Using data science to beat cancer
The complexity of seeking a cure for cancer has vexed researchers for decades. While they’ve made remarkable progress, they are still waging a battle uphill as cancer remains one of the leading causes of death worldwide.
Source: Nancy Brinker, Elad Gil
Yet scientists may soon have a critical new ally at their sides —    intelligent machines — that can attack that complexity in a different way.
Consider an example from the world of gaming: Last year, Google’s artificial intelligence platform, AlphaGo, deployed techniques in deep learning to beat South Korea Grand Master Lee Sedol in the immensely complex game of Go, which has more moves than there are stars in the universe.
Those same techniques of machine learning and AI can be brought to bear in the massive scientific puzzle of cancer.
One thing is certain — we won’t have a shot at conquering cancer with these new methods if we don’t have more data to work with. Many data sets, including medical records, genetic tests and mammograms, for example, are locked up and out of reach of our best scientific minds and our best learning algorithms.

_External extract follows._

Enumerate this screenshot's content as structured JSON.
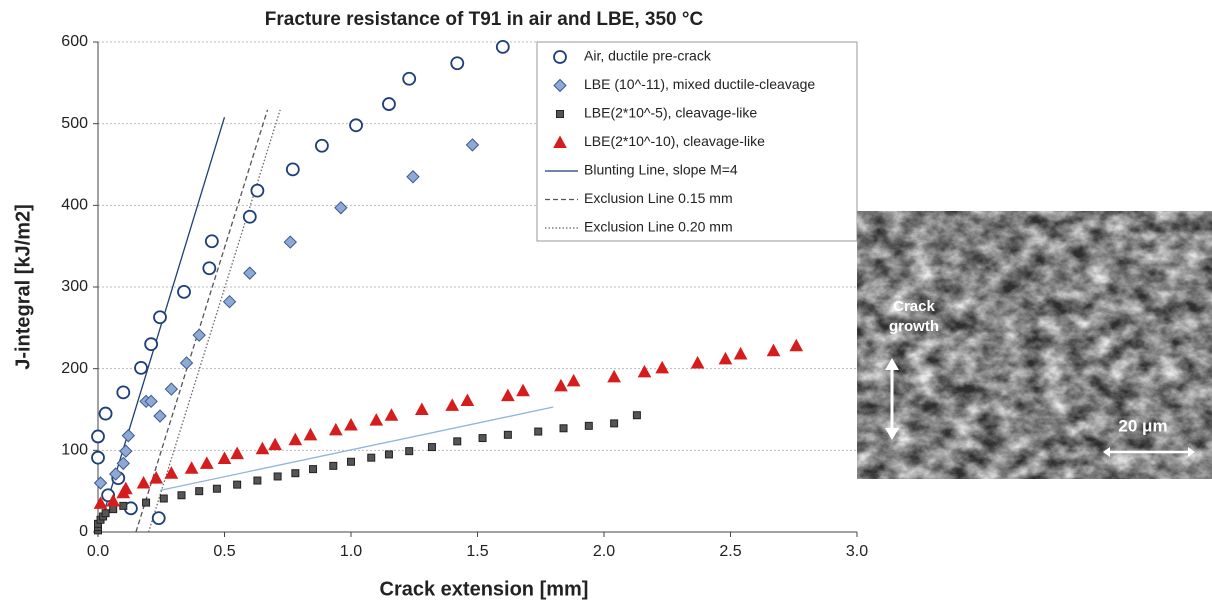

The good news is that big data’s role in cancer research is now at center stage, and a number of large-scale, government-led sequencing initiatives are moving forward. Those include the U.S. Department of Veteran Affairs’ Million Veteran Program; the 100,000 Genomes Project in the U.K.; and the NIH’s The Cancer Genome Atlas, which holds data from more than 11,000 patients and is open to researchers everywhere to analyze via the cloud. According to a recent study, as many as 2 billion human genomes could be sequenced by 2025.

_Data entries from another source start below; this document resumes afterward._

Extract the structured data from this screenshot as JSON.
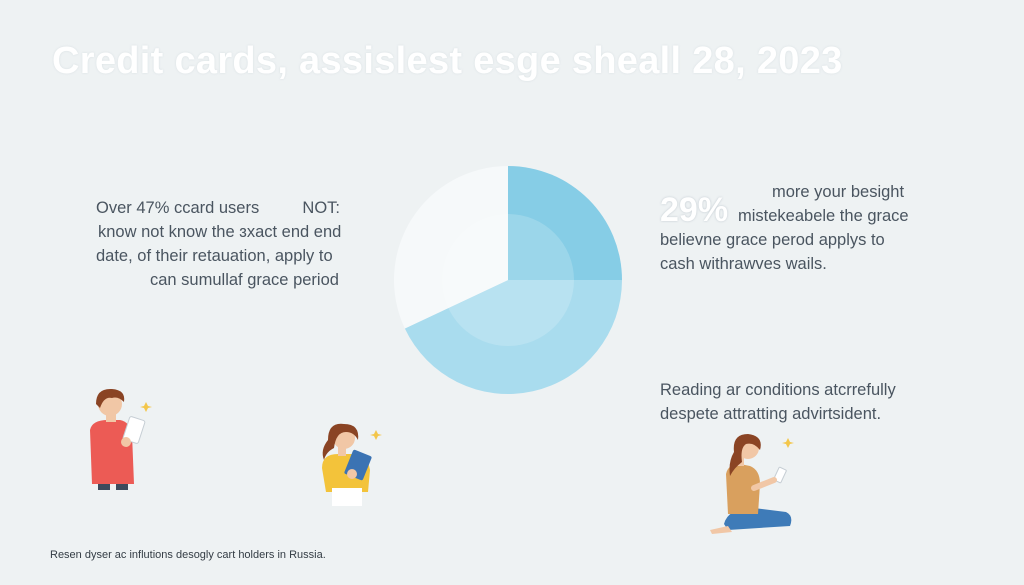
{
  "header": {
    "title": "Credit cards, assislest esge sheall 28, 2023"
  },
  "left_text": {
    "line1_a": "Over 47% ccard users",
    "line1_b": "NOT:",
    "line2": "know not know the ɜxact end end",
    "line3": "date, of their retauation, apply to",
    "line4": "can sumullaf grace period"
  },
  "right_text": {
    "line0": "more your besight",
    "percent": "29%",
    "line1": "mistekeabele the grace",
    "line2": "believne grace perod applys to",
    "line3": "cash withrawves wails."
  },
  "note_text": {
    "line1": "Reading ar conditions atcrrefully",
    "line2": "despete attratting advirtsident."
  },
  "footer": {
    "source": "Resen dyser ac influtions desogly cart holders in Russia."
  },
  "colors": {
    "background": "#eef2f3",
    "slice_dark": "#86cde6",
    "slice_mid": "#a9dcee",
    "slice_light": "#f6f9fa"
  },
  "icons": [
    "person-reading-tablet-icon",
    "girl-reading-book-icon",
    "woman-reading-phone-icon"
  ],
  "chart_data": {
    "type": "pie",
    "title": "",
    "categories": [
      "",
      "",
      ""
    ],
    "values": [
      25,
      43,
      32
    ]
  }
}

There are other trends driving demand for fresh data, including genetic testing. In 2007, sequencing one person’s genome cost $10 million. Today you can get this done for less than $1,000. In other words, for every person sequenced 10 years ago, we can now do 10,000. The implications are big: Discovering that you have a mutation linked to higher risk of certain types of cancer can sometimes be a life-saving bit of information. And as costs approach mass affordability, research efforts approach massive potential scale.
A central challenge for researchers (and society) is that current data sets lack both volume and ethnic diversity. In addition, researchers often face restrictive legal terms and reluctant sharing partnerships. Even when organizations share genomic data sets, the agreements are typically between individual institutions for individual data sets. While there are larger clearinghouses and databases operating today that have done great work, we need more work on standardized terms and platforms to accelerate access.
The potential benefits of these new technologies go beyond identifying risk and screening. Advances in machine learning can help accelerate cancer drug development and therapy selections, enabling doctors to match patients with clinical trials, and improving their abilities to provide custom treatment plans for cancer patients (Herceptin, one of the earliest examples, remains one of the best).
We believe three things need to happen to make data more available for use for cancer research and AI programs. First, patients should be able to contribute data easily. This includes medical records, radiology images and genetic testing. Laboratory companies and medical centers should adopt a common consent form to make it easy and legal for data sharing to occur. Second, more funding is needed for researchers working at the intersection of AI, data science and cancer. Just as the Chan Zuckerberg Foundation is funding new tool development for medicine, new AI techniques need to be funded for medical applications. Third, new data sets should be generated, focused on people of all ethnicities. We need to make sure that advances in cancer research are accessible to all.